The report looks like a solution looking for problems and would generate less benefits than it suggests. No country yet has made data sharing mandatory except for security purposes because it would be against fair-market principles. If the data-sharing provisions are made purely voluntary and data exchange is incentivised, it might help fulfil the provision of its laudable premise. Practically speaking, India is not in a position to manage the NPD framework given that it has not yet enacted a Personal-Data Protection legislation, not been able to generate awareness for personal data and has a failing economy.
The report has been highly criticized and opposed by tech giants from United States who are calling it an anathema to the promotion of competition.
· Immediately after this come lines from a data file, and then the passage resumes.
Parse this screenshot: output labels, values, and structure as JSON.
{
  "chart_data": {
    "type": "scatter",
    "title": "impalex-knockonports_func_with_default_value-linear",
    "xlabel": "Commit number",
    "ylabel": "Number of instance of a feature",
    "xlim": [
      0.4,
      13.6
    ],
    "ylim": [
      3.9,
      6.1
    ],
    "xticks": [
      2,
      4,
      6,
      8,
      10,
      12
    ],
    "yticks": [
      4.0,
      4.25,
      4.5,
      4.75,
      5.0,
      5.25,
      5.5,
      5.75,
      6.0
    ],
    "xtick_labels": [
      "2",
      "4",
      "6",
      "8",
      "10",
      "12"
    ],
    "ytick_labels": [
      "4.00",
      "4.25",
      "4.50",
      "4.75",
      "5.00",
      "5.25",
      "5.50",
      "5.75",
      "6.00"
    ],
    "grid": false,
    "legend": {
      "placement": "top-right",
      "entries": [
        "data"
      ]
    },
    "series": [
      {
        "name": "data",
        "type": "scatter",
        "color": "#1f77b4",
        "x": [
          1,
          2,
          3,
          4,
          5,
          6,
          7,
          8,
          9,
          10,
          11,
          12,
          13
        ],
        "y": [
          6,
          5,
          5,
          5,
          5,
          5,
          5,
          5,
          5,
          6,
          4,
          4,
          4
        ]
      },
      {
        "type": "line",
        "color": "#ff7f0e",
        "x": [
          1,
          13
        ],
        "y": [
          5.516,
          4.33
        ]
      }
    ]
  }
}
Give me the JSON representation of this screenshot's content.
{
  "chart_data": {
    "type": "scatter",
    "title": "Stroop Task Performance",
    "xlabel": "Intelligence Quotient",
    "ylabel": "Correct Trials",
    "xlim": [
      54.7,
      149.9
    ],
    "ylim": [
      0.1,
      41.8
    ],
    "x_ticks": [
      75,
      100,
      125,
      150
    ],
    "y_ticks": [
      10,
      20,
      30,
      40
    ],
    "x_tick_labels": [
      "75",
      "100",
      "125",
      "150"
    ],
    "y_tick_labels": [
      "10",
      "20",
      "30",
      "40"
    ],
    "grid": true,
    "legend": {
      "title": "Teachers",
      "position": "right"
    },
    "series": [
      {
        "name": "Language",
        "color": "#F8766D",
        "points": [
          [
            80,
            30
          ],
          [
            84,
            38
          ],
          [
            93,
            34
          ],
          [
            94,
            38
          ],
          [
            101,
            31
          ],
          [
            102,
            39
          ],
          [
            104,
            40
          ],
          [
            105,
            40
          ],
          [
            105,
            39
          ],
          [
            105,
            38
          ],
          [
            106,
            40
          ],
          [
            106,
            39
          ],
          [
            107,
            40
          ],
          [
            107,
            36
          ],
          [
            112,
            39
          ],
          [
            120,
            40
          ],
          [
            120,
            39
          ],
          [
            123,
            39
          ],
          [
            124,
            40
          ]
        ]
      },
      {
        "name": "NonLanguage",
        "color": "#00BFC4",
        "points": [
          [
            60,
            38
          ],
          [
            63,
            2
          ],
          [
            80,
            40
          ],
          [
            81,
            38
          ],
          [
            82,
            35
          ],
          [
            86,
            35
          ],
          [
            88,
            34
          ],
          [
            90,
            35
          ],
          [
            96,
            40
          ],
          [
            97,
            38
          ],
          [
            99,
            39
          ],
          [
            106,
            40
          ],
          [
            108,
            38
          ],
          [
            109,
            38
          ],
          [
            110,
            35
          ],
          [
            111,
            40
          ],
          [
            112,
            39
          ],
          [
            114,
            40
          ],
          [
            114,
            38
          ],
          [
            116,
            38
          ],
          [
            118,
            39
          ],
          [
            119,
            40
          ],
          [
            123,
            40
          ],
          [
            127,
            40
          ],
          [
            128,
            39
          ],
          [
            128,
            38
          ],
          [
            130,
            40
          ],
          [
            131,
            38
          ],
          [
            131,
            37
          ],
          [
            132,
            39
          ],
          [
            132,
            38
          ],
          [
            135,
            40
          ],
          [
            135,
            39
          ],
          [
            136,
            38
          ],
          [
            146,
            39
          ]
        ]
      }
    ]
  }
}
Data-rich companies are not a threat to competition, but rather an important source of innovation, which policymakers should encourage, not limit. India, being one of the most over-regulated countries, needs to focus on encouraging start-ups by providing cost-benefit analyses of any new compliance burden. India has taken a step in the right direction but to be in the forefront of the data economy movement, a successful mechanism will need to be carefully worked out with the aim of harmonising social welfare and economic rights.